Orgulho e Preconceito
PRIMEIRO O AMOR, DEPOIS O CASAMENTO
Há filmes que vão direto ao assunto. E esta atitude, lógico, não os faz filmes menores. Apenas têm o mérito de colocar o espectador rapidamente dentro da narrativa. Assim é o saboroso e ao mesmo tempo instigante filme ORGULHO E PRECONCEITO (127’), direção de Joe Wright, França/Reino Unido/EUA (2006), ambientado no século XVIII, precisamente em 1797, com roteiro baseado no livro homônimo da genial escritora inglesa Jane Austen. É o amor tentando se equilibrar nas cordas rigidamente esticadas das convenções sociais da época. E as convenções são claras. O amor está subordinado ao casamento. Primeiro o patrimônio, depois o afeto. Portanto, na ânsia de se casar, o amor é colocado em segundo plano. Esta máxima, aliás, pode servir para outras épocas, afinal, épocas podem ser diferentes, mas as demandas do casamento parecem não ter-se alterado tanto. E se há alguma alteração, e o filme nos mostra que há, ela estará reservada aos protagonistas. E é o que determina o roteiro de Orgulho e Preconceito. O casal Elizabeth e Darcy, os protagonistas, primeiro vão se amar. Se admirar. Sonhar um com o outro. Terão que atravessar rusgas e desencontros, orgulhos e preconceitos. Depois, lá na frente, pensarão em casamento.
O filme retrata as ansiedades da Sra. Bennet (Brenda Blethyn) em conseguir cinco casamentos para suas cinco filhas. Tarefa para lá de difícil, e ela sabia disso. Afinal, casamento servia para garantir o futuro. Portanto, tinha que ser bem arranjado.
Temos aí pretextos para muita comédia e algumas frustrações. A comédia é o pano de fundo para mostrar situações inusitadas, às vezes ridículas, das jovens casadoiras que se sujeitam a tudo para receber o olhar e, quem sabe, uma atenção especial de algum pretendente que as leve rapidamente para o altar.
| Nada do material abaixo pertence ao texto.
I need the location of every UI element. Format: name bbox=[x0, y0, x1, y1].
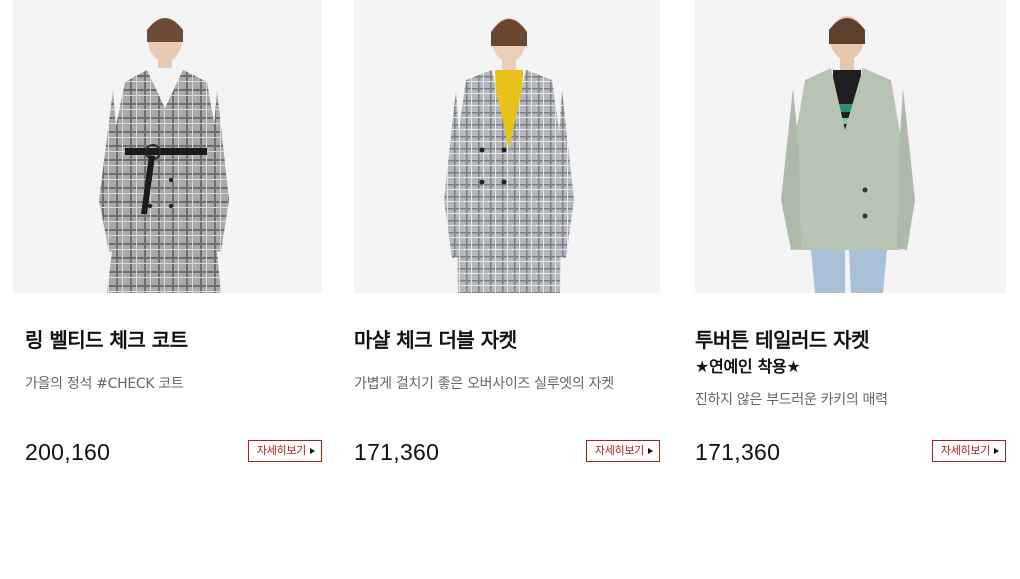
product-price: 200,160 bbox=[25, 439, 111, 465]
product-price: 171,360 bbox=[695, 439, 781, 465]
product-title[interactable]: 투버튼 테일러드 자켓 bbox=[695, 326, 870, 354]
detail-button-label: 자세히보기 bbox=[594, 444, 644, 457]
product-image[interactable] bbox=[695, 0, 1006, 293]
product-image[interactable] bbox=[354, 0, 660, 293]
detail-button-label: 자세히보기 bbox=[256, 444, 306, 457]
product-card[interactable]: 마샬 체크 더블 자켓 가볍게 걸치기 좋은 오버사이즈 실루엣의 자켓 171… bbox=[354, 0, 660, 465]
arrow-right-icon bbox=[310, 448, 315, 454]
product-title-badge: ★연예인 착용★ bbox=[695, 357, 801, 376]
model-in-double-jacket-image bbox=[444, 18, 574, 293]
product-card[interactable]: 링 벨티드 체크 코트 가을의 정석 #CHECK 코트 200,160 자세히… bbox=[13, 0, 322, 465]
product-description: 진하지 않은 부드러운 카키의 매력 bbox=[695, 392, 888, 408]
detail-button[interactable]: 자세히보기 bbox=[585, 440, 660, 462]
detail-button[interactable]: 자세히보기 bbox=[247, 440, 322, 462]
arrow-right-icon bbox=[648, 448, 653, 454]
arrow-right-icon bbox=[994, 448, 999, 454]
product-image[interactable] bbox=[13, 0, 322, 293]
product-price: 171,360 bbox=[354, 439, 440, 465]
model-in-tailored-jacket-image bbox=[781, 16, 915, 293]
detail-button[interactable]: 자세히보기 bbox=[931, 440, 1006, 462]
product-title[interactable]: 링 벨티드 체크 코트 bbox=[25, 326, 188, 354]
product-description: 가볍게 걸치기 좋은 오버사이즈 실루엣의 자켓 bbox=[354, 376, 614, 392]
product-description: 가을의 정석 #CHECK 코트 bbox=[25, 376, 184, 392]
detail-button-label: 자세히보기 bbox=[940, 444, 990, 457]
product-card[interactable]: 투버튼 테일러드 자켓 ★연예인 착용★ 진하지 않은 부드러운 카키의 매력 … bbox=[695, 0, 1006, 465]
product-title[interactable]: 마샬 체크 더블 자켓 bbox=[354, 326, 517, 354]
model-in-check-coat-image bbox=[99, 18, 229, 293]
Como se pode ver, as irmãs Bennet seguiram à risca o propósito da mãe. Menos uma. Elizabeth.
Elizabeth é tão orgulhosa quanto seu futuro príncipe, e tão ciente dos preconceitos de classe quanto, também, seu futuro príncipe. Elizabeth (a maravilhosa Keira Knightley) se recusava, silenciosamente, a se sujeitar a ser uma simples escolhida. Ela queria algo mais do que apenas receber uma aliança no dedo anelar esquerdo. Tanto que, ao aparecer pela primeira vez, no início do filme, traz consigo um livro. Pois é! Mulher lendo no século XVIII. Enfim, para Elizabeth Bennet podia até ser um príncipe que viesse a cortejá-la, mas sem essa conversa de que a única coisa importante na vida de uma mulher é se casar.
Ainda bem que há uma Elizabeth no filme. Não que as lutas renhidas das outras quatro irmãs para conquistar um marido não sejam também dignas de torcida. E de compaixão. Uma se casa com um falastrão, aquele que se especializa em dar golpes no coração feminino para atingir o bolso da herdeira. A outra, Jane Bennet (Rosamund Pike), é o modelo da bela e recatada (e pobre) que se casa, ufa!, finalmente, com o belo e recatado (e rico) senhor Bingley (o maravilhoso Simon Woods). Depois que todo mundo consegue se arranjar, ou não se arranjar, agora é a vez do par principal, a união da senhorita Elizabeth Bennet com o senhor (feudal) “Mister” Darcy, representado pelo belo-ator-escolhido-a-dedo, Matthew Macfadyen. Se não fosse Matthew, quem poderia, magistralmente, também, representar o enigmático e charmoso Mister Darcy seria Robert Redford. Ou indo mais longe no tempo, Clark Gable. Para ficar em apenas duas sugestões. Como podem ver, estamos falando da nata da beleza e do charme do cinema de ontem e de hoje. E falamos neste tom para ressaltar a importância de uma mulher de personalidade que só se encaixa numa relação onde a mentira, o orgulho e o preconceito (e demais hipocrisias) não têm vez. E isto, com extrema sinceridade, Elizabeth deixa claro desde o início do filme, nos cooptando e nos deliciando. E nos avisando. Cuidado! Se atrás do amor vem a necessidade do casamento, abram o olho. Provavelmente não é amor, é apenas arranjo. Que mulher essa Elizabeth, hein, Jane Austen!?